Use it in the kitchen
Anytime you wish to use tofu in your cooking, you’ll have to drain and press it in order to soak up excess liquid. This will help the tofu hold together when frying and make it easier for the ingredient to soak up any accompanying sauces. We recommend pressing it for 10 to 20 minutes. Place a block or heavy chopping board on top of the tofu and sit it in plenty of disposable paper towels to drain the unwanted liquid. Tofu is a great protein substitute for meat, but it’s not just for vegetarians. Often organic, the soy-based food is also suitable for vegans and for those who are simply trying to reduce the amount of animal products they consume. Thanks to its relatively bland flavour and the various consistencies it comes in—soft, firm or extra firm—tofu has the rare ability to work in perfect symphony with an impressively wide variety of foods and flavours—both sweet and savoury. Firm tofus are ideal for grilling, baking and stir-fries. Soft tofu, on the other hand, is great for sauces, shakes, desserts and dressings. Tofu is usually not eaten on its own—prepare it in a broth or alongside some vegetables, lean meat or fish. You will be able to find it in most supermarkets next to the vegan cheese and vegetarian meat substitutes—it is usually placed close to the fruit and vegetable department.

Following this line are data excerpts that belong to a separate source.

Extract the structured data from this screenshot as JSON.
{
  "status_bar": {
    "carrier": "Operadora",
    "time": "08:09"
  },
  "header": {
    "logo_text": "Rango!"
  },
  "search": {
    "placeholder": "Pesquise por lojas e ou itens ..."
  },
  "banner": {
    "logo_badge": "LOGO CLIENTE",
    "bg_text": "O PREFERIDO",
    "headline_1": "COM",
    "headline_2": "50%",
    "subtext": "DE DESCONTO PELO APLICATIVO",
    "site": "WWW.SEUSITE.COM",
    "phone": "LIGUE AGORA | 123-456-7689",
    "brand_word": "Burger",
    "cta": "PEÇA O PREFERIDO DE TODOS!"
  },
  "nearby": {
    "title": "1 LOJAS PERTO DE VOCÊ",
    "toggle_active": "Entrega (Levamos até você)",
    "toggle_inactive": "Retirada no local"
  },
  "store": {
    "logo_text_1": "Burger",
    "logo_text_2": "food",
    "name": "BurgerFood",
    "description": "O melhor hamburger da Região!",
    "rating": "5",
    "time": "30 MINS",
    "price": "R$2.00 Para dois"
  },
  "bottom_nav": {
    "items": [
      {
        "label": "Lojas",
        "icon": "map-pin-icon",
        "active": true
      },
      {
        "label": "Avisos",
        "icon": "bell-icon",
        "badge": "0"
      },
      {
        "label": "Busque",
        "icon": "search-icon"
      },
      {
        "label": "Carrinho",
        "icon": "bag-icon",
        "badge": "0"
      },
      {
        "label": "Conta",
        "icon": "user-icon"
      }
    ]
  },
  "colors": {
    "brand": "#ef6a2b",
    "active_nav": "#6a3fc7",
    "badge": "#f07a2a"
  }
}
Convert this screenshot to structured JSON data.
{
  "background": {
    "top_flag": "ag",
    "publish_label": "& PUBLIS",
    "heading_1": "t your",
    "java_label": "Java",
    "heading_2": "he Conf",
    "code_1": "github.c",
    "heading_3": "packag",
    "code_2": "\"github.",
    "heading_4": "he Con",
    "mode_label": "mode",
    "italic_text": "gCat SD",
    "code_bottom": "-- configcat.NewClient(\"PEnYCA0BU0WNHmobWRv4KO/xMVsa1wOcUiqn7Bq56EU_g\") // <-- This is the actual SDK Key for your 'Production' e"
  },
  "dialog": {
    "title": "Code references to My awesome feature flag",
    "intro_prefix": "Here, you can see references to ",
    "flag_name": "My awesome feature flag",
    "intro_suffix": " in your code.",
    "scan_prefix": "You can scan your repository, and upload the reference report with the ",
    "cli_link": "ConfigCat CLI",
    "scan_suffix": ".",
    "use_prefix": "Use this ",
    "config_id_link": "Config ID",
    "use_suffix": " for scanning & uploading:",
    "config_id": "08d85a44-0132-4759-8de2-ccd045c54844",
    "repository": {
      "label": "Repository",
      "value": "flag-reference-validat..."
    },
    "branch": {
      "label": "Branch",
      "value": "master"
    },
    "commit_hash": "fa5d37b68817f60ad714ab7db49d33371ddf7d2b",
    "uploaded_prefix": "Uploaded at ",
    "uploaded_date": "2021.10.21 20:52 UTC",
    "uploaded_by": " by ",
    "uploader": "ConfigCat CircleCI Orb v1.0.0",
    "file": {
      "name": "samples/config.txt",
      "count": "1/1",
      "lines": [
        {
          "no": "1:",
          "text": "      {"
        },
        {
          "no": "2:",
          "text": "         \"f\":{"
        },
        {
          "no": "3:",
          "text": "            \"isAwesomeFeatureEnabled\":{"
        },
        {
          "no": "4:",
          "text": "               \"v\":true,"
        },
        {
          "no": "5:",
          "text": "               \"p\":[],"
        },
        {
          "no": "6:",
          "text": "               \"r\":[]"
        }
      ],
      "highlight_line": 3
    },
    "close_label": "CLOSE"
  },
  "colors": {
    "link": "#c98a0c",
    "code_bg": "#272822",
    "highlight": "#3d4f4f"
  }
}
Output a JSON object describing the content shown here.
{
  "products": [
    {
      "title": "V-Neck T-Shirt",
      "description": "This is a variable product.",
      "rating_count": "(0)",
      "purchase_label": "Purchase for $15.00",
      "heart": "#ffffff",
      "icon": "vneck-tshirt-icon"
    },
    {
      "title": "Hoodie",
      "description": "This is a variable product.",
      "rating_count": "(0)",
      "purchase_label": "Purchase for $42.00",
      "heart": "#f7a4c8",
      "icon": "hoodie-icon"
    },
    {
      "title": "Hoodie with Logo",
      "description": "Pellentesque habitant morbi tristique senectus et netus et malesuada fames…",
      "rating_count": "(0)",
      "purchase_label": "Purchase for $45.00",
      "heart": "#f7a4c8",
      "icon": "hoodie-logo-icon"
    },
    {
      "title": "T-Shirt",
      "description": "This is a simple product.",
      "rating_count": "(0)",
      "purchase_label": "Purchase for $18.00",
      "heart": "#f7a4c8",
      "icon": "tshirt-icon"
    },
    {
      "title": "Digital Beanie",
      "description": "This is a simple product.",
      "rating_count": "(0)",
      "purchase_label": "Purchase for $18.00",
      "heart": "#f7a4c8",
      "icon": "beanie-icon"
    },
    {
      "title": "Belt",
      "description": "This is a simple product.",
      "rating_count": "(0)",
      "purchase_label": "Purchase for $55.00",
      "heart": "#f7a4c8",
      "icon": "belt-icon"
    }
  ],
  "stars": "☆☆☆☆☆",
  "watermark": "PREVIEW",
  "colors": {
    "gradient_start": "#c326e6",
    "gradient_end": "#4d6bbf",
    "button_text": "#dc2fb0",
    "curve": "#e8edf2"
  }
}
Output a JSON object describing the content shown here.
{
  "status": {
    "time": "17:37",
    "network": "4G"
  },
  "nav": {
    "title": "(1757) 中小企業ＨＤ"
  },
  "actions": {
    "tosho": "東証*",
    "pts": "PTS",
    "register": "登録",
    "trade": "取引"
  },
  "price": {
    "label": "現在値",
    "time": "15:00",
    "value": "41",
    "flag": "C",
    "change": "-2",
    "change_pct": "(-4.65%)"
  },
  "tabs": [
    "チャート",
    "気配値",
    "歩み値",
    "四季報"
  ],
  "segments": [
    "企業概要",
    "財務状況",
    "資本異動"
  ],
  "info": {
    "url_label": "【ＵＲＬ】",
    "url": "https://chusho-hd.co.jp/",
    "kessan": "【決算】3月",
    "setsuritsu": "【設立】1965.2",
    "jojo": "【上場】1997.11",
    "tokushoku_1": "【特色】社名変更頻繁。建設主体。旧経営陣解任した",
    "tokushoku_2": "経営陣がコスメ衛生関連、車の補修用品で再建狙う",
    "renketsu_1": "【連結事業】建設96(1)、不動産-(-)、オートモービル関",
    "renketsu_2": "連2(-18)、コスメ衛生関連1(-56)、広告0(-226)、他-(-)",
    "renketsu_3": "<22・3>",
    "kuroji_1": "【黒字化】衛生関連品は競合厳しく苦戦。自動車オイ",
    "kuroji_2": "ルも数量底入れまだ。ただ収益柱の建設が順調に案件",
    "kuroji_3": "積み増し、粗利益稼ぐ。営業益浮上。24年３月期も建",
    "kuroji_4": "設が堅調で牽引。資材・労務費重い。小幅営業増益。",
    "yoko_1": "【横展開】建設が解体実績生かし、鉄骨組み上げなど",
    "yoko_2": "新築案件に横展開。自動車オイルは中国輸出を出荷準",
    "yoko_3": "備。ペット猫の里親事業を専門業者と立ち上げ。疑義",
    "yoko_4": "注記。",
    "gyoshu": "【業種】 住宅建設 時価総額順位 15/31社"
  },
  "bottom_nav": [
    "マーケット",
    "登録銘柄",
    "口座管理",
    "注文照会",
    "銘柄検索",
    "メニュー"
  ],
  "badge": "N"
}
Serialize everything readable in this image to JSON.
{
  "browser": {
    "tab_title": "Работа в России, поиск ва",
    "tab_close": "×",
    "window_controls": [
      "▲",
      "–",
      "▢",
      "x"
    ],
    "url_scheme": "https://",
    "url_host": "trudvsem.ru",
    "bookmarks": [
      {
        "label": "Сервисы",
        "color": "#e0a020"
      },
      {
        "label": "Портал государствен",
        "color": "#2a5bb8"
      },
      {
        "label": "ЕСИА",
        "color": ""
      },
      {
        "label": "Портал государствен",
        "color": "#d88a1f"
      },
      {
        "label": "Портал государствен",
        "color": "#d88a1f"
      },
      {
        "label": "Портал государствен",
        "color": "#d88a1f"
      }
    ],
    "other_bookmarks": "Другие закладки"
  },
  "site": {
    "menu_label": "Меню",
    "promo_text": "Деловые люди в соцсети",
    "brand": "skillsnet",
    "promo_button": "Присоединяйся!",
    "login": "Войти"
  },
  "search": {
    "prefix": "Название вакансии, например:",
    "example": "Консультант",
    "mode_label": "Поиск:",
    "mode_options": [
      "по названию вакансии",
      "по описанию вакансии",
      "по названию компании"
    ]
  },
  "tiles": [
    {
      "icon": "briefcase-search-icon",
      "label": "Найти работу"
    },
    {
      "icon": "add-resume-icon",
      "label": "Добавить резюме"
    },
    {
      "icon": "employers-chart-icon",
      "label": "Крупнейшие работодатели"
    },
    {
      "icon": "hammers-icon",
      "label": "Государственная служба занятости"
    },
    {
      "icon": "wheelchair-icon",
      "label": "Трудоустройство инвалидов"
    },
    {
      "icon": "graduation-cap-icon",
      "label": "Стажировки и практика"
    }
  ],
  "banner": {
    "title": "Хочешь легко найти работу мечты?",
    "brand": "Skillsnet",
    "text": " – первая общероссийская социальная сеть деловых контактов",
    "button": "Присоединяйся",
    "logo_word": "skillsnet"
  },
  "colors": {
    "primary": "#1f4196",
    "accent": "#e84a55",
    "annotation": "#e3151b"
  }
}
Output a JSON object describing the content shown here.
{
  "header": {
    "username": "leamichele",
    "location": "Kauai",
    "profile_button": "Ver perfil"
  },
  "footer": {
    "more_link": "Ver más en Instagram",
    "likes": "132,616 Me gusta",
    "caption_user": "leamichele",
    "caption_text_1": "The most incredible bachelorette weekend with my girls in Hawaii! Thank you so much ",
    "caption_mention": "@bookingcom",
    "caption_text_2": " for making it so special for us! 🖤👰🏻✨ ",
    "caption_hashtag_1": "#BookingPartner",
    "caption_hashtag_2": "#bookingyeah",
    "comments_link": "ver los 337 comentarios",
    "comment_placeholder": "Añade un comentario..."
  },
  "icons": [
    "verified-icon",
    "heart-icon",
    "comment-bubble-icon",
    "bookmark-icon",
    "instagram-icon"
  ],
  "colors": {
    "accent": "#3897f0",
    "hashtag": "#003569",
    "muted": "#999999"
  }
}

From a nutritional perspective, tofu is an excellent food. It contains all eight essential amino acids, decreases the ‘bad’ low density lipoprotein (LDL) cholesterol and is a great source of protein and iron. It is also thought to provide protection against certain cancers and heart disease and has a relatively low calorie count. In addition to this, tofu is extremely easy to digest as the fibre is removed during the manufacturing process.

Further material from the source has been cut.